Sustainability: ambiguity and aspiration in teacher education

Document Type

Book Chapter

Publisher

Springer

Faculty

Faculty of Regional and Professional Studies

School

School of Education (RPS) / Centre for Sustainable Regional Futures

RAS ID

14570

Comments

Wooltorton, S. J. (2012). Sustainability: ambiguity and aspiration in teacher education. In Down, Barry and Smyth, John (Eds.). Critical voices in teacher education: teaching for social justice in conservative times (pp. 257-272). Springer.

Abstract

This chapter offers an activist-based socially critical perspective on the UNESCO-driven agenda to reorient schools and universities towards sustainability. In it, I have bared a range of tensions and constraints that lurk behind sustainability education policies, curriculum documents and local initiatives.
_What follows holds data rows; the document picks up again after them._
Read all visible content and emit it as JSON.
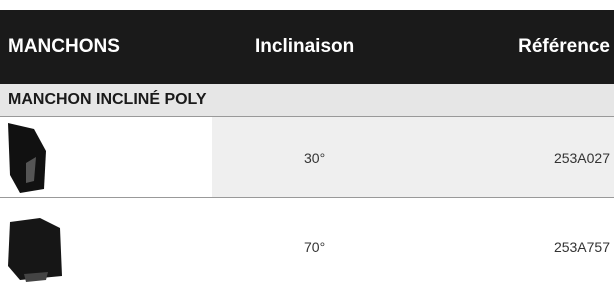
{
  "table": {
    "header": [
      "MANCHONS",
      "Inclinaison",
      "Référence"
    ],
    "section": "MANCHON INCLINÉ POLY",
    "rows": [
      [
        "30°",
        "253A027"
      ],
      [
        "70°",
        "253A757"
      ]
    ]
  }
}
I show that in practice, sustainability education is a messy, contested picture with overlays of contradictory visions, oxymoronic objectives and often only barely masked neoliberal agendas. To contextualize this depiction, I sketch issues in the literature around sustainability education, to show that the idea is fraught with a heavily contested, ambivalent centre: one that is challenged from inside and out by a range of vested interests. Nonetheless, a large number of academics struggle to keep alive a notion of sustainability as a radical idea, one that could potentially destabilize the status quo. To illustrate this viewpoint, in a respectful way, I incorporate a place-based story of political quandary and local practice. The outcome of working with people also committed to making the world a better place, and students who think and act from a standpoint of compassion, care and commitment, is worth my personal struggle.